Mai soli!

Si può affrontare tutto, sostiene chi vive con una persona gravemente disabile: dal “lavoro assistenziale” che dura ventiquattr’ore al giorno agli eterni conflitti con gli enti. Ma non si può reggere la solitudine e la sensazione di sentirsi isolati dal resto del mondo

Fabrizio Buttafava, «Il fato»Dall’esperienza delle nostre famiglie, costrette da sempre a confrontarsi con ogni genere di avversità, abbiamo ricavato un ammonimento essenziale: siamo in grado di sopportare quasi ogni cosa, spesso un “lavoro assistenziale” di ventiquattr’ore al giorno, reggiamo agli eterni conflitti con gli enti che ci complicano la vita invece di agevolarcela, troviamo anche il tempo di studiare e di proporre soluzioni nate per le persone con le disabilità più gravi, ma che si risolverebbero a vantaggio dell’intera società.

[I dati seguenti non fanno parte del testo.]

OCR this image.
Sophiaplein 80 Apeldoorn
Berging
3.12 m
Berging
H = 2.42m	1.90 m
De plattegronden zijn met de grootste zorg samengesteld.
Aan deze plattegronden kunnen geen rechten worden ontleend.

Una cosa, però, spesso non siamo in grado di superare: il restare o il sentirci soli. Soli nel senso di isolati dal mondo, da chi ha problemi come i nostri e quindi li condivide e li capisce, ma anche nel senso di separati dal resto del mondo, dalla cosiddetta società “normale”.
Proprio questa è la prima causa che spinge alcuni a farla finita, ad abbandonare la lotta e tutte le avversità, perché «da soli – pensano – non riusciremo a fare nulla».

L’importanza della comunicazione, del dialogo, della partecipazione è quindi basilare: ieri convegni, conferenze, raduni, oggi internet, portali del mondo della disabilità, e-mail. E quindi, abituato a scambiare opinioni e notizie, a cercare informazioni utili per i nostri ragazzi, in questi giorni sto soffrendo molto per una banale dimenticanza: contratto disdettato e scaduto e quindi computer ridotto a macchina da scrivere…
Perché il nuovo contratto divenga operativo e sia in grado di regalarci (si fa per dire!) le ultime meraviglie della trasmissione veloce, ci vorrà ancora una decina di giorni. Nel frattempo mi sento isolato da tutti: per telefono non trovo nessuno e soprattutto di notte (quando io sono più libero) l’altra gente di solito dorme e non gradisce bruschi risvegli.

Certo, non è una tragedia restare “isolato” per un paio di settimane; può esserlo invece per tutta una vita, quando manca la condivisione di un dolore o di una fatica che potrebbe fornire quell’aiuto sufficiente a tirare avanti.

*Federazione Italiana ABC (Associazione Bambini Cerebrolesi).